Facing dropping enrollment and a $5 million deficit, the state university in Moorhead says it may cut or eliminate programs in more than half of its departments, mostly affecting the liberal arts.
Last week, officials at Minnesota State University, Moorhead, notified chairs of 18 of its 31 departments that they could face significant cutbacks in fields such as philosophy, mass communications, history, political science, theater arts and English.
"This doesn't mean we're closing those departments," President Edna Szymanski said. "What we're looking at is some closures of programs that have very few students."

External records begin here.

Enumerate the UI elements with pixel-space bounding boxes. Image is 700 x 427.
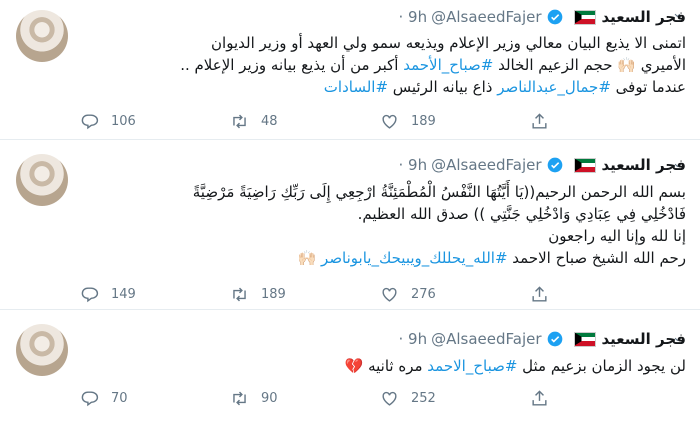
share-icon xyxy=(532,285,547,302)
tweet-text-span: اتمنى الا يذيع البيان معالي وزير الإعلام… xyxy=(211,34,686,52)
tweet-actions: 70 90 252 xyxy=(80,386,600,410)
hashtag-link[interactable]: #الله_يحللك_ويبيحك_يابوناصر xyxy=(321,249,507,267)
hashtag-link[interactable]: #صباح_الأحمد xyxy=(403,56,493,74)
reply-button[interactable]: 106 xyxy=(80,112,230,131)
share-button[interactable] xyxy=(530,389,561,408)
heart-icon xyxy=(382,391,397,406)
kuwait-flag-icon xyxy=(573,331,596,347)
tweet-text-span: الأميري 🙌🏻 حجم الزعيم الخالد xyxy=(493,56,686,74)
reply-count: 106 xyxy=(111,113,136,129)
retweet-icon xyxy=(233,114,246,128)
tweet-text-span: أكبر من أن يذيع بيانه وزير الإعلام .. xyxy=(180,56,404,74)
tweet-text-span: 🙌🏻 xyxy=(297,249,322,267)
reply-button[interactable]: 149 xyxy=(80,285,230,304)
tweet-time[interactable]: · 9h xyxy=(399,8,428,26)
tweet-line: اتمنى الا يذيع البيان معالي وزير الإعلام… xyxy=(80,32,686,54)
display-name[interactable]: فجر السعيد xyxy=(602,330,686,348)
tweet-line: بسم الله الرحمن الرحيم((يَا أَيَّتُهَا ا… xyxy=(80,181,686,203)
hashtag-link[interactable]: #صباح_الاحمد xyxy=(427,357,517,375)
display-name[interactable]: فجر السعيد xyxy=(602,8,686,26)
tweet-text-span: إنا لله وإنا اليه راجعون xyxy=(548,227,686,245)
tweet-3[interactable]: ⌄ فجر السعيد @AlsaeedFajer · 9h لن يجود … xyxy=(0,310,700,427)
tweet-text-span: بسم الله الرحمن الرحيم((يَا أَيَّتُهَا ا… xyxy=(192,183,686,201)
tweet-text-span: لن يجود الزمان بزعيم مثل xyxy=(517,357,686,375)
retweet-button[interactable]: 189 xyxy=(230,285,380,304)
tweet-text: اتمنى الا يذيع البيان معالي وزير الإعلام… xyxy=(80,32,686,98)
retweet-button[interactable]: 48 xyxy=(230,112,380,131)
reply-count: 149 xyxy=(111,286,136,302)
tweet-actions: 149 189 276 xyxy=(80,282,600,306)
avatar[interactable] xyxy=(16,10,68,62)
tweet-text-span: عندما توفى xyxy=(610,78,686,96)
like-count: 252 xyxy=(411,390,436,406)
tweet-header: فجر السعيد @AlsaeedFajer · 9h xyxy=(80,328,687,350)
tweet-actions: 106 48 189 xyxy=(80,109,600,133)
reply-icon xyxy=(81,286,99,302)
retweet-icon xyxy=(233,391,246,405)
avatar[interactable] xyxy=(16,324,68,376)
retweet-button[interactable]: 90 xyxy=(230,389,380,408)
tweet-text-span: رحم الله الشيخ صباح الاحمد xyxy=(507,249,686,267)
share-icon xyxy=(532,389,547,406)
tweet-1[interactable]: ⌄ فجر السعيد @AlsaeedFajer · 9h اتمنى ال… xyxy=(0,0,700,140)
tweet-line: لن يجود الزمان بزعيم مثل #صباح_الاحمد مر… xyxy=(80,355,686,377)
verified-badge-icon xyxy=(547,9,562,25)
like-button[interactable]: 189 xyxy=(380,112,530,131)
tweet-header: فجر السعيد @AlsaeedFajer · 9h xyxy=(80,154,687,176)
like-button[interactable]: 276 xyxy=(380,285,530,304)
tweet-line: فَادْخُلِي فِي عِبَادِي وَادْخُلِي جَنَّ… xyxy=(80,203,686,225)
user-handle[interactable]: @AlsaeedFajer xyxy=(431,8,541,26)
tweet-text-span: فَادْخُلِي فِي عِبَادِي وَادْخُلِي جَنَّ… xyxy=(357,205,686,223)
hashtag-link[interactable]: #السادات xyxy=(324,78,388,96)
retweet-count: 48 xyxy=(261,113,278,129)
like-count: 276 xyxy=(411,286,436,302)
verified-badge-icon xyxy=(547,331,562,347)
reply-button[interactable]: 70 xyxy=(80,389,230,408)
tweet-2[interactable]: ⌄ فجر السعيد @AlsaeedFajer · 9h بسم الله… xyxy=(0,140,700,310)
verified-badge-icon xyxy=(547,157,562,173)
reply-icon xyxy=(81,113,99,129)
like-button[interactable]: 252 xyxy=(380,389,530,408)
kuwait-flag-icon xyxy=(573,9,596,25)
like-count: 189 xyxy=(411,113,436,129)
avatar[interactable] xyxy=(16,154,68,206)
heart-icon xyxy=(382,114,397,129)
tweet-text-span: ذاع بيانه الرئيس xyxy=(388,78,498,96)
share-button[interactable] xyxy=(530,285,561,304)
user-handle[interactable]: @AlsaeedFajer xyxy=(431,330,541,348)
hashtag-link[interactable]: #جمال_عبدالناصر xyxy=(497,78,611,96)
kuwait-flag-icon xyxy=(573,157,596,173)
tweet-text: لن يجود الزمان بزعيم مثل #صباح_الاحمد مر… xyxy=(80,355,686,377)
retweet-icon xyxy=(233,287,246,301)
retweet-count: 90 xyxy=(261,390,278,406)
tweet-line: إنا لله وإنا اليه راجعون xyxy=(80,225,686,247)
share-button[interactable] xyxy=(530,112,561,131)
heart-icon xyxy=(382,287,397,302)
tweet-line: رحم الله الشيخ صباح الاحمد #الله_يحللك_و… xyxy=(80,247,686,269)
reply-icon xyxy=(81,390,99,406)
reply-count: 70 xyxy=(111,390,128,406)
tweet-time[interactable]: · 9h xyxy=(399,330,428,348)
tweet-time[interactable]: · 9h xyxy=(399,156,428,174)
share-icon xyxy=(532,112,547,129)
retweet-count: 189 xyxy=(261,286,286,302)
tweet-line: عندما توفى #جمال_عبدالناصر ذاع بيانه الر… xyxy=(80,76,686,98)
tweet-header: فجر السعيد @AlsaeedFajer · 9h xyxy=(80,6,687,28)
tweet-line: الأميري 🙌🏻 حجم الزعيم الخالد #صباح_الأحم… xyxy=(80,54,686,76)
user-handle[interactable]: @AlsaeedFajer xyxy=(431,156,541,174)
display-name[interactable]: فجر السعيد xyxy=(602,156,686,174)
tweet-text: بسم الله الرحمن الرحيم((يَا أَيَّتُهَا ا… xyxy=(80,181,686,269)
tweet-text-span: مره ثانيه 💔 xyxy=(344,357,428,375)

Since 2010, student enrollment has plunged 11 percent, she said, and that's forcing the campus to make changes. It could lead to layoffs in some departments by 2015, she said, unless enough employees take voluntary buyouts.
The plans, which have been under discussion at the campus for months, have fed into a growing angst about the future of liberal arts.
On Tuesday, the online journal Slate put Moorhead's plans in the national spotlight with a column headlined: "A ghost town with a quad. Is that the future of the American university?"
It warned that students "best get in your Romeo and Juliet now …" because schools like Moorhead may soon "have no department of English, physics or history …"
The author, Rebecca Schuman, accused the university of trying to eliminate departments so they could get rid of tenured faculty, who otherwise would have job protection.